That’s the key point.
With a rokoko suit, assuming you also have the cube thing, you achieve a totally no better than mediocre end result.
A result which you still need to manually clean up, which ends up requiring a more than significant time investment (which is what one would normally assume the suit money is spent to prevent).
The coding can come in to help lessen said cleanup. Instead of having your fingers 10cm away from the can like Rokoko would pass into the engine, the engine itself can be made to intuitively adjust itself so as to require Less work than you’d normally need.
However - none of that is actually done with Phat at all.
The mocap suit reads the bone values that are sent (usually via livelink plugin).
The values of it are defined elsewhere.
The “physical” object in real life doesn’t necessarily match or have anything to do with the object in game.
Your example of a can, can probably be done just the same by picking up a vive tracker directly - since placing the tracker in a can becomes problematic to say the least.
Also, don’t go thinking that the finger tracking of the gloves is ANY accurate (for rokoko as for any other similar products that don’t directly use markers and 3d cameras).
Even with the “magic” ef emitting box rokoko offers you get very sub-par results (likely not even worth the expense).
In other words, you get close. Closer than you would with having to do it all manually - but you still have to do Most of it manually.
So, cleaning up the animations by coding custom stuff in engine that you can leverage to produce a final “take” is really worth the time.
But again, it’s not done via Physics, 99% of the time it’s just done with straight up math.

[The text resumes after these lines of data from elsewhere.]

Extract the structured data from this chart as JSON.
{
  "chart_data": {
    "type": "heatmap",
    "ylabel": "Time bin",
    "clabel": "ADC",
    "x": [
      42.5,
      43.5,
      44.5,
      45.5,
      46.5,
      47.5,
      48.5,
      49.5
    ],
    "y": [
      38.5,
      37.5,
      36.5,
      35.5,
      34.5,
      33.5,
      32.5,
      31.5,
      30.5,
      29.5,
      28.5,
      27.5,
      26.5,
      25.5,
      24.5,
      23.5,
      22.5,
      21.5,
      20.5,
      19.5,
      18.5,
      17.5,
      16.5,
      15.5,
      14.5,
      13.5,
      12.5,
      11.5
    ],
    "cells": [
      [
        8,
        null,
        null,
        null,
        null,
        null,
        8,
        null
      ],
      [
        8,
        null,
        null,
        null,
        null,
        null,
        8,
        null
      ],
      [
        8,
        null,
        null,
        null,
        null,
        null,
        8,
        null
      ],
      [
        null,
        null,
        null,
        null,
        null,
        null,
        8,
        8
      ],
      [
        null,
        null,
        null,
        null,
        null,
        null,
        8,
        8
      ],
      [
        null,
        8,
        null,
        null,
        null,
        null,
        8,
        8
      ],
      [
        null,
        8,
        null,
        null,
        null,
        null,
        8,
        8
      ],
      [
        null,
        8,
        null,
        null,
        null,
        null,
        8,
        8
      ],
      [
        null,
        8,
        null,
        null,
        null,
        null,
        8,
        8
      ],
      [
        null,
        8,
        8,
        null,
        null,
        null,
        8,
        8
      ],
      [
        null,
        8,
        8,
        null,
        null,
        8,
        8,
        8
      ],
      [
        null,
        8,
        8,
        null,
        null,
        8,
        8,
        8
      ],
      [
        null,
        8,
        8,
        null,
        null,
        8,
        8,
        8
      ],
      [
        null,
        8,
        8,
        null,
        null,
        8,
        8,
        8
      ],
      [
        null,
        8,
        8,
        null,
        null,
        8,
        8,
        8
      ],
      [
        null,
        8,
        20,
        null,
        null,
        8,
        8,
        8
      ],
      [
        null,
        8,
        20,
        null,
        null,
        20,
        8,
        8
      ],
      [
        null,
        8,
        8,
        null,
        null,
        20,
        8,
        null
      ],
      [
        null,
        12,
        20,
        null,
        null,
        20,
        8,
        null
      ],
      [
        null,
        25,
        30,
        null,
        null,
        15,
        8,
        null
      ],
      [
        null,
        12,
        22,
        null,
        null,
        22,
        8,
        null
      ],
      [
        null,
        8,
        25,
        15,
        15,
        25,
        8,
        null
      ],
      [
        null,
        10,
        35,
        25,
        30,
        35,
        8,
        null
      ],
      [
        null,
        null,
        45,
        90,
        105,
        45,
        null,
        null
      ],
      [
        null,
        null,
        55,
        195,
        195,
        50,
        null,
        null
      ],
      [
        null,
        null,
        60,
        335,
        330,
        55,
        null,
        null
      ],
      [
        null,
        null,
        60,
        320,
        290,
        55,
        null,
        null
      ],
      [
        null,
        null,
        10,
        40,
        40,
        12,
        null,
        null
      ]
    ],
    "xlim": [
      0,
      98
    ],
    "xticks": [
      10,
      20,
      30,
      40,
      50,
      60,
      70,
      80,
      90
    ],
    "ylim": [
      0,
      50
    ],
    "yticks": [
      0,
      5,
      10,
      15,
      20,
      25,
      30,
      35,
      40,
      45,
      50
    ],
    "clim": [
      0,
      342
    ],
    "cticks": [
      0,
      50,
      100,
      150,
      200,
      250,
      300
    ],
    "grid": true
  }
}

Or data transfer if you will.
The video uses cameras and trackers - which is how it manages to be more accurate than the rokoko/sensor based BS suits (worse expense I ever made hands down - I do wonder if Vicon is around 4K all in or less). Generally speaking - you are better off paying a mocap studio to record what you need since they give you the end product complete of all the adjustments for a fraction of what the system to do it yourself costs.
You can clearly see bits of the video where the gun grips are way off - that’s the nature of passing data without any sort of post-process adjustment.
He could improve on the grip system by just adding a bit of code to do the proper post-processing for him…
Your physics would only come into play whenever you “throw” an object and you want the engine to be in charge of the end result/simulation.
Otherwise, everything/anything is just linked to the data that you import from the mocap system (whatever it may be).